LOST LAMBS, SHEPHERDS, PHARISEES

This homily was delivered on 7 June 2013 on the Solemnity of the Most Sacred Heart of Jesus (Luke 15:3-7)

shepherd-sheep-12 (1)Those of us who are tasked to preach know that there are times when no matter what we do, we can’t find the rhyme and reason for the readings. But thank God often enough, the choice of the readings is nothing less than inspired—as it is today.

Three of our readings today—the First Reading, the Psalm, and the Gospel—use the image of God as shepherd looking for the lost lamb, while the Second Reading is about God’s unconditional love as shown by Christ’s death on the cross—a death, St. Paul makes sure to points out, that was offered not for the righteous, but for the “ungodly.” And that for me just about sums up what the Most Sacred Heart of Jesus is about: The Lord as the shepherd who seeks out not only the lost lamb, but also for the black sheep among us.

While reflecting on these readings, I can’t help but think of the lost lamb in me, the black sheep in me. We all have our shadows, and we have areas in our lives where we prefer to stray and to lose ourselves—parts of ourselves where we don’t want to hear the voice of the Shepherd. So the first question I ask myself today is: How willing am I to be found? How open am I to listening to and to following the Shepherd who calls me back to the fold? Perhaps there remain areas in my life where I feel a reluctance to be found or hesitation to be led back to the fold. Today is a good day to think about that and to pray for the desire to follow the Shepherd.
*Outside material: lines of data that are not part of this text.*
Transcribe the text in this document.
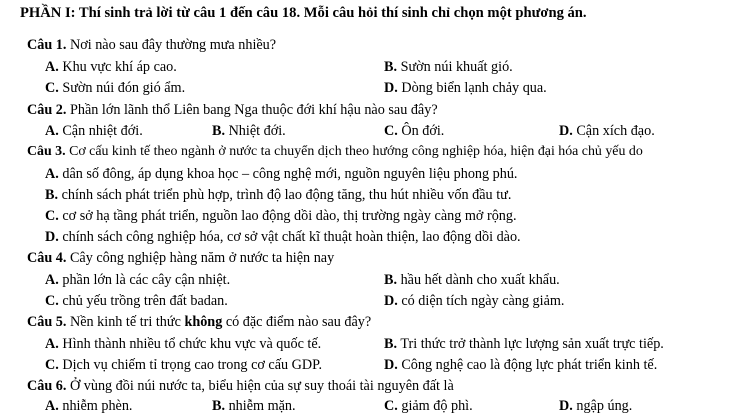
PHẦN I: Thí sinh trả lời từ câu 1 đến câu 18. Mỗi câu hỏi thí sinh chỉ chọn một phương án.
Câu 1. Nơi nào sau đây thường mưa nhiều?
A. Khu vực khí áp cao.	B. Sườn núi khuất gió.
C. Sườn núi đón gió ẩm.	D. Dòng biển lạnh chảy qua.
Câu 2. Phần lớn lãnh thổ Liên bang Nga thuộc đới khí hậu nào sau đây?
A. Cận nhiệt đới.	B. Nhiệt đới.	C. Ôn đới.	D. Cận xích đạo.
Câu 3. Cơ cấu kinh tế theo ngành ở nước ta chuyển dịch theo hướng công nghiệp hóa, hiện đại hóa chủ yếu do
A. dân số đông, áp dụng khoa học – công nghệ mới, nguồn nguyên liệu phong phú.
B. chính sách phát triển phù hợp, trình độ lao động tăng, thu hút nhiều vốn đầu tư.
C. cơ sở hạ tầng phát triển, nguồn lao động dồi dào, thị trường ngày càng mở rộng.
D. chính sách công nghiệp hóa, cơ sở vật chất kĩ thuật hoàn thiện, lao động dồi dào.
Câu 4. Cây công nghiệp hàng năm ở nước ta hiện nay
A. phần lớn là các cây cận nhiệt.	B. hầu hết dành cho xuất khẩu.
C. chủ yếu trồng trên đất badan.	D. có diện tích ngày càng giảm.
Câu 5. Nền kinh tế tri thức không có đặc điểm nào sau đây?
A. Hình thành nhiều tổ chức khu vực và quốc tế.	B. Tri thức trở thành lực lượng sản xuất trực tiếp.
C. Dịch vụ chiếm tỉ trọng cao trong cơ cấu GDP.	D. Công nghệ cao là động lực phát triển kinh tế.
Câu 6. Ở vùng đồi núi nước ta, biểu hiện của sự suy thoái tài nguyên đất là
A. nhiễm phèn.	B. nhiễm mặn.	C. giảm độ phì.	D. ngập úng.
The readings also remind me of the shepherd in me. Our specific vocations and ministries may be different, but we all of us are called to shepherd one another. Today the Lord reminds me of his priorities as a shepherd: not the righteous, not those already converted, not those who belong to the choir—who as we know, are the easiest to preach to—but those who remain outside the Church, the so-called “un-churched,” the sinners, the slobs, if you will, the very people you and I don’t want to be seen with. So a question I also ask myself today is: If this is what God himself is modeling, am I doing the same? Do I have the same priorities? Am I also willing to “leave the 99 in order to find the one lost lamb, the single black sheep?” If so, today’s feast is a good time to revise our strategies.

Finally, lest we forget, the [arable of the lost lamb as told by our Lord in today’s Gospel was addressed not just to the crowd in general, but specifically, to the scribes and Pharisees. And our Lord had a very good reason for that: The Pharisees were not lifting their finger to shepherd the very people that God, in the First Reading, had promised that He himself would shepherd: the lost, the strayed, the injured, and the weak. In fact, they did just the opposite. Instead of seeking them out, they did everything they could to exclude them from the fold. I think today we’re also being invited to examine the Pharisee in us, that self-righteous, “holier-than-thou” part of our selves that excludes others and keeps us from loving them the way God loves all of us and from shepherding them the way God himself and His only Son have done.

So today, maybe it’ll be good to examine the lost lamb in us, the shepherd in us, and even the Pharisee in us. Let’s pray to the Most Sacred Heart of Jesus that he may find our lost sheep, teach us his shepherding, and convert the Pharisee in us.